This island, formerly a pirate hideout and more commonly known as
Ile Sainte Marie, has a charming, relaxed pace. We met elderly villagers there who had never visited the main town, even though the island is just 30 mi/55 km long and 4 mi/7 km wide. Only one road connects the main town,
Ambodifototra, with scattered settlements of bamboo and palm. It has an interesting pirates' cemetery (be sure to read the inscriptions on the tombs—particularly the ones with skull and crossbones). Ambodifototra also has an early-19th-century Catholic church.
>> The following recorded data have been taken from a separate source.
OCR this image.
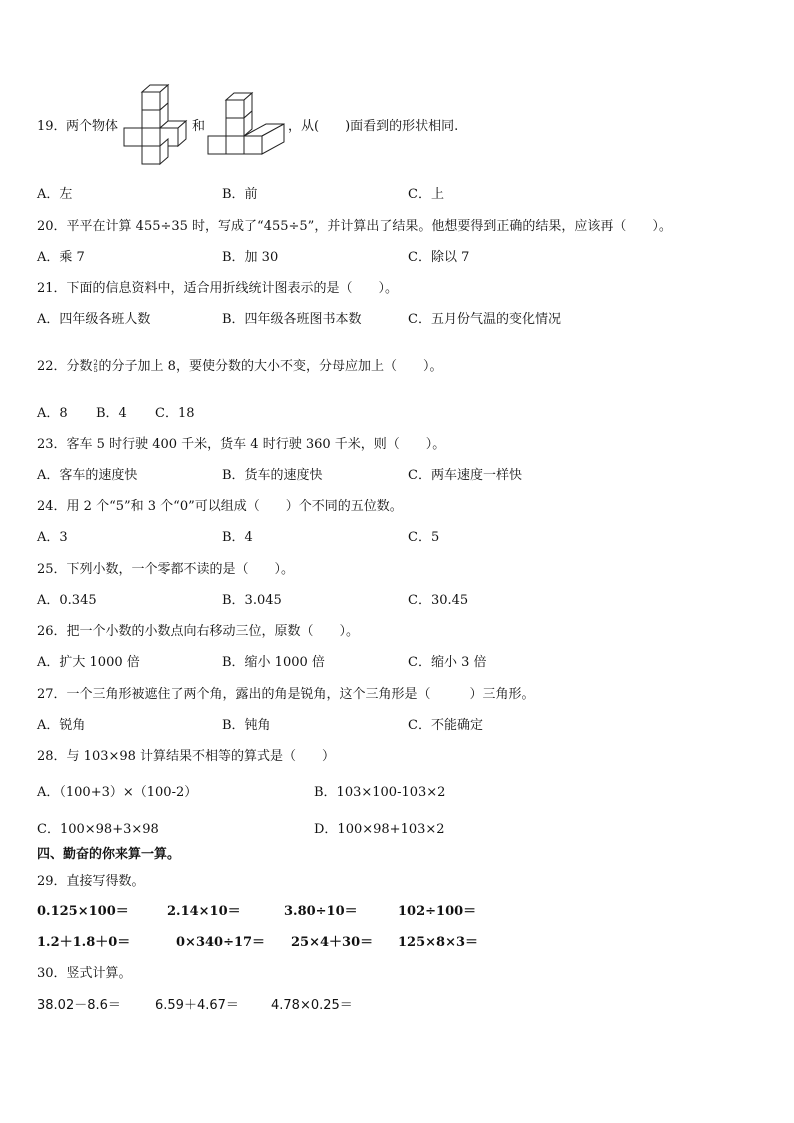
19． 两个物体	和	，从(　　)面看到的形状相同.
A．左	B．前	C．上
20．平平在计算 455÷35 时，写成了“455÷5”，并计算出了结果。他想要得到正确的结果，应该再（　　）。
A．乘 7	B．加 30	C．除以 7
21．下面的信息资料中，适合用折线统计图表示的是（　　）。
A．四年级各班人数	B．四年级各班图书本数	C．五月份气温的变化情况
22．分数 2
5 的分子加上 8，要使分数的大小不变，分母应加上（　　）。
A．8 B．4 C．18
23．客车 5 时行驶 400 千米，货车 4 时行驶 360 千米，则（　　）。
A．客车的速度快	B．货车的速度快	C．两车速度一样快
24．用 2 个“5”和 3 个“0”可以组成（　　）个不同的五位数。
A．3	B．4	C．5
25．下列小数，一个零都不读的是（　　）。
A．0.345	B．3.045	C．30.45
26．把一个小数的小数点向右移动三位，原数（　　）。
A．扩大 1000 倍	B．缩小 1000 倍	C．缩小 3 倍
27．一个三角形被遮住了两个角，露出的角是锐角，这个三角形是（　　　）三角形。
A．锐角	B．钝角	C．不能确定
28．与 103×98 计算结果不相等的算式是（　　）
A．（100+3）×（100-2）	B．103×100-103×2
C．100×98+3×98	D．100×98+103×2
四、勤奋的你来算一算。
29．直接写得数。
0.125×100＝	2.14×10＝	3.80÷10＝	102÷100＝
1.2＋1.8＋0＝	0×340÷17＝ 25×4＋30＝ 125×8×3＝
30．竖式计算。
38.02－8.6＝	6.59＋4.67＝ 4.78×0.25＝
At the southern end of the island is
Ile aux Nattes (reached by canoe), which offers good beaches, good food and good snorkeling. Fishermen ply the waters in dhows, and you can often watch whales cavorting not far from shore. Female humpback whales bring their young there to teach them essential skills: We met a French traveler who had seen a female whale tossing her offspring into the air to teach it to breach.
There are many hotels and bungalows, most along the western coast. Most people reach the island via Air Madagascar, but there's also daily ferry service from Soanierana-Ivongo on the Malagasy coast. Both options are slow and uncomfortable.
Hotels with vacancies send a vehicle to meet each flight, but in the high season (July-August), it's best to make advance reservations. 200 mi/320 km northeast of Antananarivo.